1. Buka konten
  2. Buka menu utama
  3. Buka situs DW lainnya
Ketahanan PanganIndonesia

Tantangan Stabilkan Pasokan Beras di Tengah Perubahan Iklim

9 April 2024

Di tengah perubahan iklim, kering dan banjir seolah bergantian mengancam tanaman padi dan pasokan beras. Riset varietas unggul memang sudah banyak, tapi intensitas cuaca ekstrem juga meningkat.

https://p.dw.com/p/4eYJR
Sawah kering di Purworejo, Jawa Tengah. Foto diambil 23 Agustus 2023
Sawah kering di Purworejo, Jawa Tengah. Foto diambil 23 Agustus 2023Foto: Dasril Roszandi/AA/picture alliance

Meski berangsur-angsur harga beras mulai turun di beberapa wilayah, pertanyaan tentang mengapa beras mahal masih terus muncul. Presiden Joko Widodo memberikan penjelasan kepada masyarakat terkait penyebab kenaikan beras di sejumlah pasar dalam negeri karena adanya perubahan iklim hingga sebagian negara lain juga mengalami hal serupa.

"Kenapa harga beras naik? Karena ada perubahan musim, ada El Nino, dan itu dialami bukan hanya negara kita, tetapi juga negara lain mengalami hal yang sama," ungkap Presiden Jokowi kepada perwakilan Keluarga Penerima Manfaat (KPM) di Gudang Bulog Batangase, Kabupaten Maros, Sulawesi Selatan, dikutip dari Antara.

Kering dan banjir bergantian mengancam stok beras

Paramita Endah W, salah seorang petani di Ngawi, Jawa Timur, mengungkapkan bahwa El Nino menjadi salah satu penyebab gagal panen di tempatnya.

"Kemarin-kemarin memang kering sekali, panas. Jadi butuh air lebih banyak dan lebih sering pengairannya," katanya kepada DW Indonesia.

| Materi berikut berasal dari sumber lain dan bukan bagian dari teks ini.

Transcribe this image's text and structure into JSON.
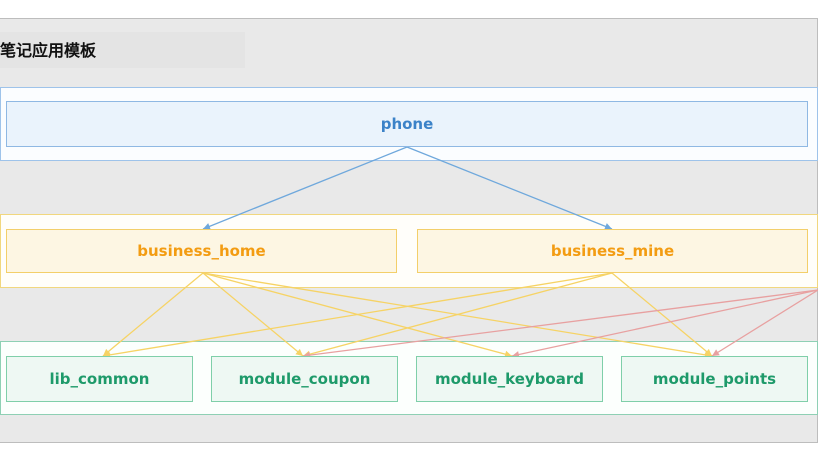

"Nah di sini itu, irigasinya tidak ada, bukan irigasi total tapi sumur. Kalau tidak punya sumur, ya airnya harus beli."

Selain dampak langsung, berbagai fenomena iklim dan pemanasan global yang terjadi saat ini, diakui Mitha - sapaan akrabnya - tak cuma berpengaruh pada peningkatan cuaca. Efeknya juga akan berpengaruh pada meningkatnya ‘perawatan' padi untuk mencegah gagal panen.

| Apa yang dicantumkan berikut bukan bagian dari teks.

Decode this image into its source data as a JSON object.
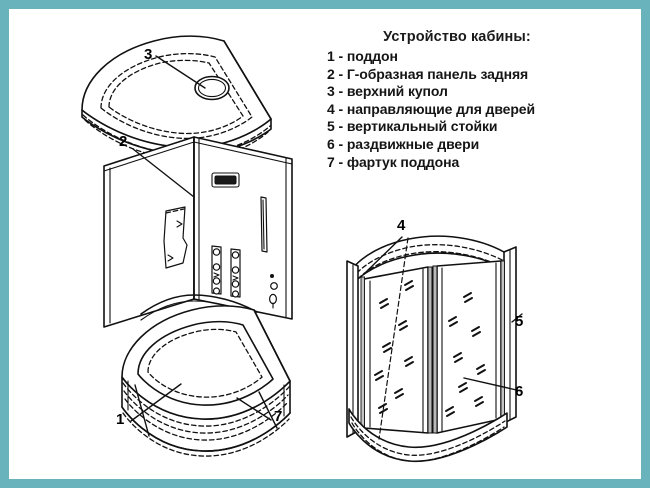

Ayo berlangganan gratis newsletter mingguan Wednesday Bite. Recharge pengetahuanmu di tengah minggu, biar topik obrolan makin seru! 

"Ya kan setiap hari butuh air, terutama pas lagi tanam sama pas lagi mulai garap sawah. Kalau pas lagi cuacanya kering banget butuh air lebih. Beli air terus. Soalnya beli air itu per jam dan harus gantian dengan petani lainnya. Sawah tanpa punya sumur itu susah."

Menurutnya, saat ini, air sumur dipompa dengan menggunakan pompa celup sibel. Untuk mendapatkan air, petani di areanya harus membayar 8 ribu rupiah per jam. Untuk mengairi sawah biasanya butuh waktu sekitar 5 jam. Di musim kering, air yang dibutuhkan akan lebih banyak.

Setelah dilanda kekeringan sebagai akibat El Nino di tahun 2023, Mitha juga mengatakan, kini banjir mengancam sawahnya dan petani-petani lain di Jawa Timur.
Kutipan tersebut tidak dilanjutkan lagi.